Having published my first novel last month, I can tell you there’s only one thing better than a positive review from someone you know who took the time to read your book: A positive review from someone you don’t know!

            As you may have noticed from my website and various media, social and otherwise, I published Pulling Strings last month. It’s available for all tablets and e-readers and also as a paperback from Amazon.com. As I’ve blurbed many times, it’s a thriller/murder mystery about politics, baseball and sex – not necessarily in that order.

Page 1 of 324...

Page 1 of 324...

            The response so far has been very encouraging. I’ve heard from a bunch of people who have enjoyed it and are looking forward to my next book – working title: Tangled Strings. (I know, I have a thing about strings.)

            Selling a book takes as much time and effort as writing it, as I’m learning, and it’s easy to get discouraged when you see your novel listed somewhere around No. 250,000 on the Amazon.com sales ranking. I got up into the 400s on Amazon.ca the first week the book was available, but there are millions of indie books out there, so the challenge is to lead potential readers to your book.

            And that’s where reviews come in. Let’s be honest, if you see something, anything, listed online and 100 people have given it four or five stars, you are more likely to buy it. But let’s be honest, leaving reviews is a chore, and the motivation is greater to review something we hate than something we love.
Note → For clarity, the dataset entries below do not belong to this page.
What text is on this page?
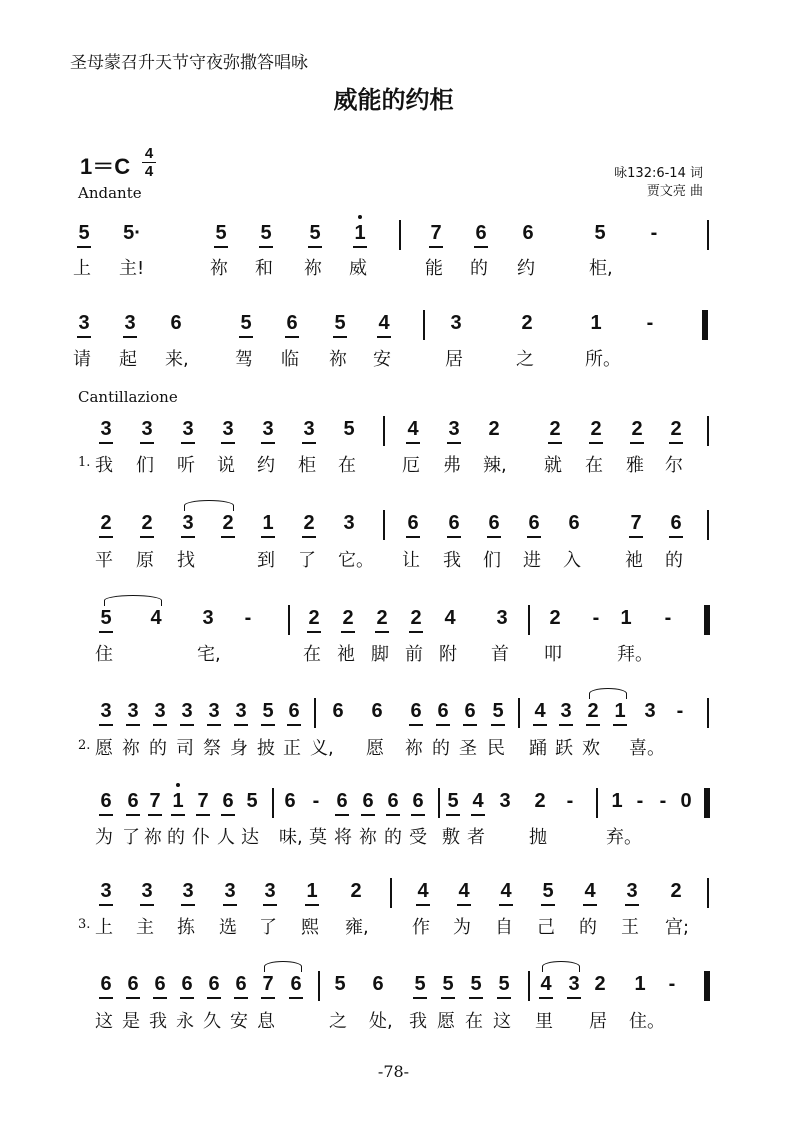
圣母蒙召升天节守夜弥撒答唱咏
威能的约柜
1＝C
4
4
Andante
咏132:6-14 词
贾文亮 曲
Cantillazione
5 5·	5 5 5 1	7 6 6	5	-
上 主!	祢 和 祢 威	能 的 约	柜,
3 3 6	5 6 5 4	3	2	1	-
请 起 来,	驾 临 祢 安	居	之	所。
3 3 3 3 3 3 5	4 3 2 2 2 2 2
1. 我 们 听 说 约 柜 在	厄 弗 辣,	就 在 雅 尔
2 2 3 2 1 2 3	6 6 6 6 6	7 6
平 原 找	到 了 它。 让 我 们 进 入 祂 的
5 4 3	-	2 2 2 2 4 3 2	-	1	-
住	宅,	在 祂 脚 前 附 首 叩	拜。
3 3 3 3 3 3 5 6 6 6 6 6 6 5 4 3 2 1 3	-
2. 愿 祢 的 司 祭 身 披 正 义,	愿 祢 的 圣 民 踊 跃 欢 喜。
6 6 7 1 7 6 5 6 - 6 6 6 6 5 4 3 2	-	1 - - 0
为 了 祢 的 仆 人 达 味, 莫 将 祢 的 受 敷 者 抛	弃。
3 3 3 3 3 1 2	4 4 4 5 4 3 2
3. 上 主 拣 选 了 熙 雍,	作 为 自 己 的 王 宫;
6 6 6 6 6 6 7 6 5 6 5 5 5 5 4 3 2 1	-
这 是 我 永 久 安 息	之 处, 我 愿 在 这 里 居 住。
-78-
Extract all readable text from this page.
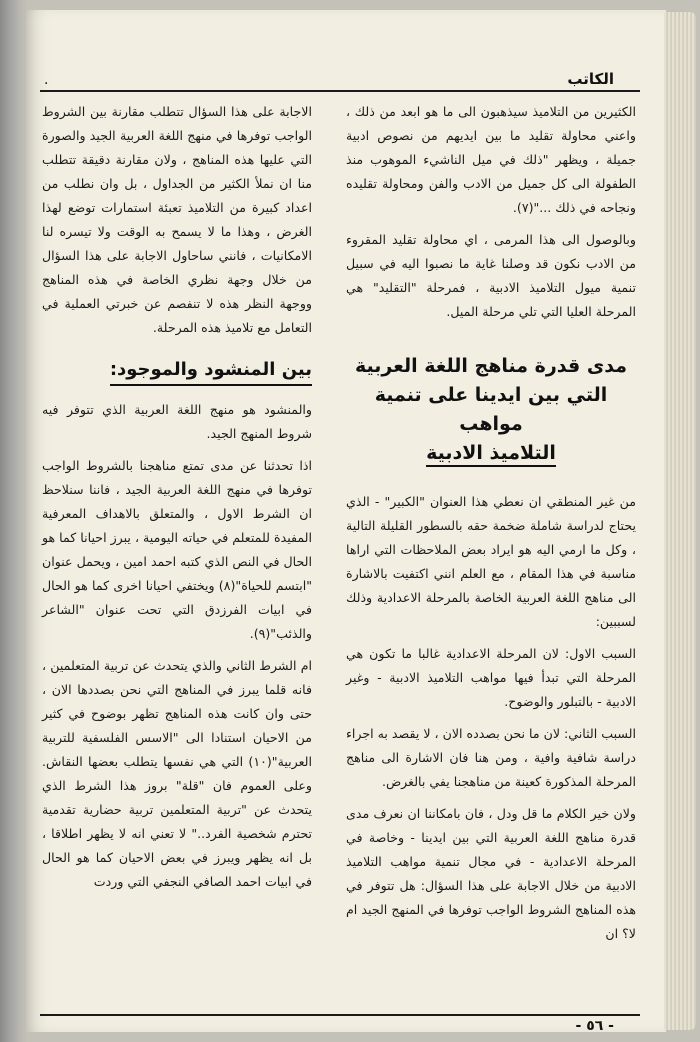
.	الكاتب

الكثيرين من التلاميذ سيذهبون الى ما هو ابعد من ذلك ، واعني محاولة تقليد ما بين ايديهم من نصوص ادبية جميلة ، ويظهر "ذلك في ميل الناشيء الموهوب منذ الطفولة الى كل جميل من الادب والفن ومحاولة تقليده ونجاحه في ذلك ..."(٧).

وبالوصول الى هذا المرمى ، اي محاولة تقليد المقروء من الادب نكون قد وصلنا غاية ما نصبوا اليه في سبيل تنمية ميول التلاميذ الادبية ، فمرحلة "التقليد" هي المرحلة العليا التي تلي مرحلة الميل.

مدى قدرة مناهج اللغة العربية
التي بين ايدينا على تنمية مواهب
التلاميذ الادبية

من غير المنطقي ان نعطي هذا العنوان "الكبير" - الذي يحتاج لدراسة شاملة ضخمة حقه بالسطور القليلة التالية ، وكل ما ارمي اليه هو ايراد بعض الملاحظات التي اراها مناسبة في هذا المقام ، مع العلم انني اكتفيت بالاشارة الى مناهج اللغة العربية الخاصة بالمرحلة الاعدادية وذلك لسببين:

السبب الاول: لان المرحلة الاعدادية غالبا ما تكون هي المرحلة التي تبدأ فيها مواهب التلاميذ الادبية - وغير الادبية - بالتبلور والوضوح.

السبب الثاني: لان ما نحن بصدده الان ، لا يقصد به اجراء دراسة شافية وافية ، ومن هنا فان الاشارة الى مناهج المرحلة المذكورة كعينة من مناهجنا يفي بالغرض.

ولان خير الكلام ما قل ودل ، فان بامكاننا ان نعرف مدى قدرة مناهج اللغة العربية التي بين ايدينا - وخاصة في المرحلة الاعدادية - في مجال تنمية مواهب التلاميذ الادبية من خلال الاجابة على هذا السؤال: هل تتوفر في هذه المناهج الشروط الواجب توفرها في المنهج الجيد ام لا؟ ان

الاجابة على هذا السؤال تتطلب مقارنة بين الشروط الواجب توفرها في منهج اللغة العربية الجيد والصورة التي عليها هذه المناهج ، ولان مقارنة دقيقة تتطلب منا ان نملأ الكثير من الجداول ، بل وان نطلب من اعداد كبيرة من التلاميذ تعبئة استمارات توضع لهذا الغرض ، وهذا ما لا يسمح به الوقت ولا تيسره لنا الامكانيات ، فانني ساحاول الاجابة على هذا السؤال من خلال وجهة نظري الخاصة في هذه المناهج ووجهة النظر هذه لا تنفصم عن خبرتي العملية في التعامل مع تلاميذ هذه المرحلة.

بين المنشود والموجود:

والمنشود هو منهج اللغة العربية الذي تتوفر فيه شروط المنهج الجيد.

اذا تحدثنا عن مدى تمتع مناهجنا بالشروط الواجب توفرها في منهج اللغة العربية الجيد ، فاننا سنلاحظ ان الشرط الاول ، والمتعلق بالاهداف المعرفية المفيدة للمتعلم في حياته اليومية ، يبرز احيانا كما هو الحال في النص الذي كتبه احمد امين ، ويحمل عنوان "ابتسم للحياة"(٨) ويختفي احيانا اخرى كما هو الحال في ابيات الفرزدق التي تحت عنوان "الشاعر والذئب"(٩).

ام الشرط الثاني والذي يتحدث عن تربية المتعلمين ، فانه قلما يبرز في المناهج التي نحن بصددها الان ، حتى وان كانت هذه المناهج تظهر بوضوح في كثير من الاحيان استنادا الى "الاسس الفلسفية للتربية العربية"(١٠) التي هي نفسها يتطلب بعضها النقاش. وعلى العموم فان "قلة" بروز هذا الشرط الذي يتحدث عن "تربية المتعلمين تربية حضارية تقدمية تحترم شخصية الفرد.." لا تعني انه لا يظهر اطلاقا ، بل انه يظهر ويبرز في بعض الاحيان كما هو الحال في ابيات احمد الصافي النجفي التي وردت

- ٥٦ -
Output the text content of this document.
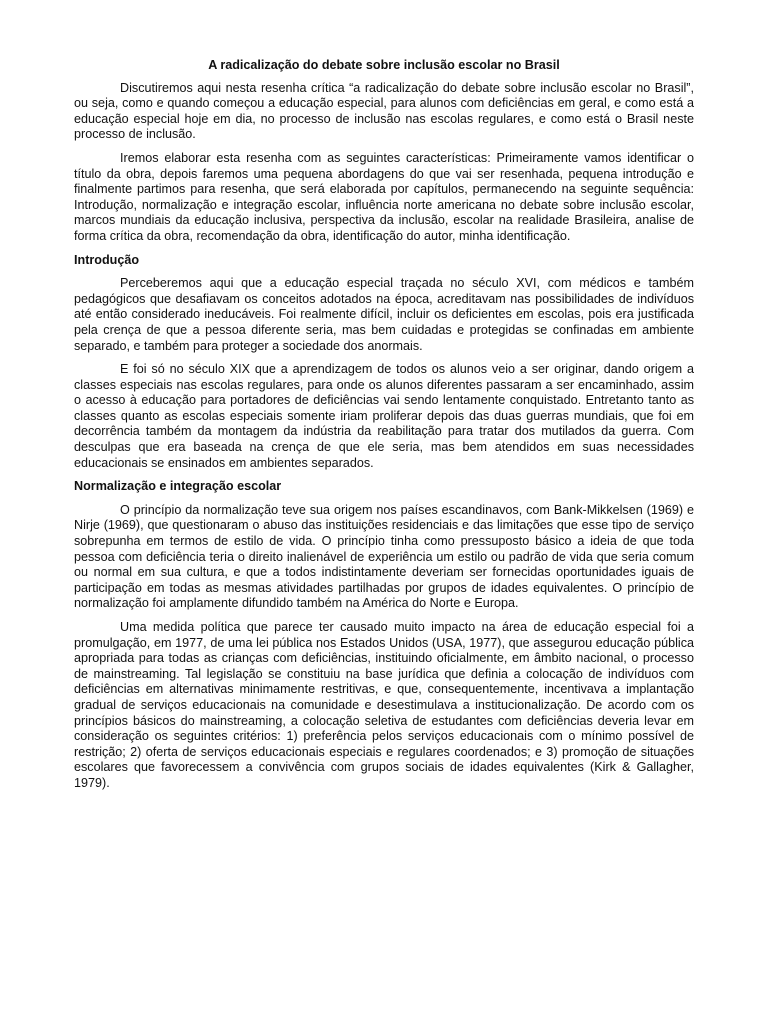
A radicalização do debate sobre inclusão escolar no Brasil

Discutiremos aqui nesta resenha crítica “a radicalização do debate sobre inclusão escolar no Brasil”, ou seja, como e quando começou a educação especial, para alunos com deficiências em geral, e como está a educação especial hoje em dia, no processo de inclusão nas escolas regulares, e como está o Brasil neste processo de inclusão.

Iremos elaborar esta resenha com as seguintes características: Primeiramente vamos identificar o título da obra, depois faremos uma pequena abordagens do que vai ser resenhada, pequena introdução e finalmente partimos para resenha, que será elaborada por capítulos, permanecendo na seguinte sequência: Introdução, normalização e integração escolar, influência norte americana no debate sobre inclusão escolar, marcos mundiais da educação inclusiva, perspectiva da inclusão, escolar na realidade Brasileira, analise de forma crítica da obra, recomendação da obra, identificação do autor, minha identificação.

Introdução

Perceberemos aqui que a educação especial traçada no século XVI, com médicos e também pedagógicos que desafiavam os conceitos adotados na época, acreditavam nas possibilidades de indivíduos até então considerado ineducáveis. Foi realmente difícil, incluir os deficientes em escolas, pois era justificada pela crença de que a pessoa diferente seria, mas bem cuidadas e protegidas se confinadas em ambiente separado, e também para proteger a sociedade dos anormais.

E foi só no século XIX que a aprendizagem de todos os alunos veio a ser originar, dando origem a classes especiais nas escolas regulares, para onde os alunos diferentes passaram a ser encaminhado, assim o acesso à educação para portadores de deficiências vai sendo lentamente conquistado. Entretanto tanto as classes quanto as escolas especiais somente iriam proliferar depois das duas guerras mundiais, que foi em decorrência também da montagem da indústria da reabilitação para tratar dos mutilados da guerra. Com desculpas que era baseada na crença de que ele seria, mas bem atendidos em suas necessidades educacionais se ensinados em ambientes separados.

Normalização e integração escolar

O princípio da normalização teve sua origem nos países escandinavos, com Bank-Mikkelsen (1969) e Nirje (1969), que questionaram o abuso das instituições residenciais e das limitações que esse tipo de serviço sobrepunha em termos de estilo de vida. O princípio tinha como pressuposto básico a ideia de que toda pessoa com deficiência teria o direito inalienável de experiência um estilo ou padrão de vida que seria comum ou normal em sua cultura, e que a todos indistintamente deveriam ser fornecidas oportunidades iguais de participação em todas as mesmas atividades partilhadas por grupos de idades equivalentes. O princípio de normalização foi amplamente difundido também na América do Norte e Europa.

Uma medida política que parece ter causado muito impacto na área de educação especial foi a promulgação, em 1977, de uma lei pública nos Estados Unidos (USA, 1977), que assegurou educação pública apropriada para todas as crianças com deficiências, instituindo oficialmente, em âmbito nacional, o processo de mainstreaming. Tal legislação se constituiu na base jurídica que definia a colocação de indivíduos com deficiências em alternativas minimamente restritivas, e que, consequentemente, incentivava a implantação gradual de serviços educacionais na comunidade e desestimulava a institucionalização. De acordo com os princípios básicos do mainstreaming, a colocação seletiva de estudantes com deficiências deveria levar em consideração os seguintes critérios: 1) preferência pelos serviços educacionais com o mínimo possível de restrição; 2) oferta de serviços educacionais especiais e regulares coordenados; e 3) promoção de situações escolares que favorecessem a convivência com grupos sociais de idades equivalentes (Kirk & Gallagher, 1979).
            So when this review popped up today, it was very encouraging:

5.0 out of 5 stars

AWESOME Read Jan. 9 2015

By Lori Gaudette - Published on Amazon.com

 What an awesome read! I love baseball and knew very little about American Politics - I learned a lot while being highly entertained through the flow of this story. I could not put the book down - from page 1 until the end, I was caught up in a story that showed great characters with personalities and lives intermingling with a surprise ending! Loved the book and hope to read more from this author.

 

Just like when this one arrived a couple of weeks ago:

5.0 out of 5 stars

When will Christopher Clark release his next thriller? Dec 26 2014

By Mike King

Format:Kindle Edition

Should one read a book on Christmas day? There are many subjects covered with skill and knowledge which kept me at the book until finished, in one sitting. I believe this story has something for everyone and two family members are anxious to get it. Christopher has the correct set of skills to keep any reader anxious to get to the next chapter and hopefully future books with some of the same characters. Can't imagine a much better first book. Well done Mr. Clark.

 

Of course, it’s self-serving to write a blog and quote people who love my book, but guess what? If you want to sell the book you’ve spent a year or more writing, designing and editing, you’ve got to be a little self-serving. So bear with me while I mention one more review that was very encouraging:

5.0 out of 5 stars

Pulling Strings captured my attention from the first pages until ... Dec 20 2014

 By Chris Constantine - Published on Amazon.com

Format:Kindle Edition

Pulling Strings captured my attention from the first pages until its riveting conclusion. For fans of political intrigue, Clark deftly weaves a story of 'curveballs' that had me flipping pages eagerly. Each character overcomes multiple obstacles to ensure a brighter future, whether it be in the high stakes game of American politics or the climb up the proverbial ladder for an up and coming Major League Baseball prospect. Clark offered a glimpse into both worlds that was refreshing for even the most seasoned political or baseball follower. Give this book every opportunity to capture your fascination. For a first time novel writer, Clark will want to pursue this avenue in the future because his future is a bright one.

There you have it, a few reviews of my novel. I’ll close with two points.

You can read the first several chapters of Pulling Strings right here on my website to see if it appeals to you.

And if you read a book, any book, you like, you can be sure the author would love to receive a review, posted wherever you bought the book.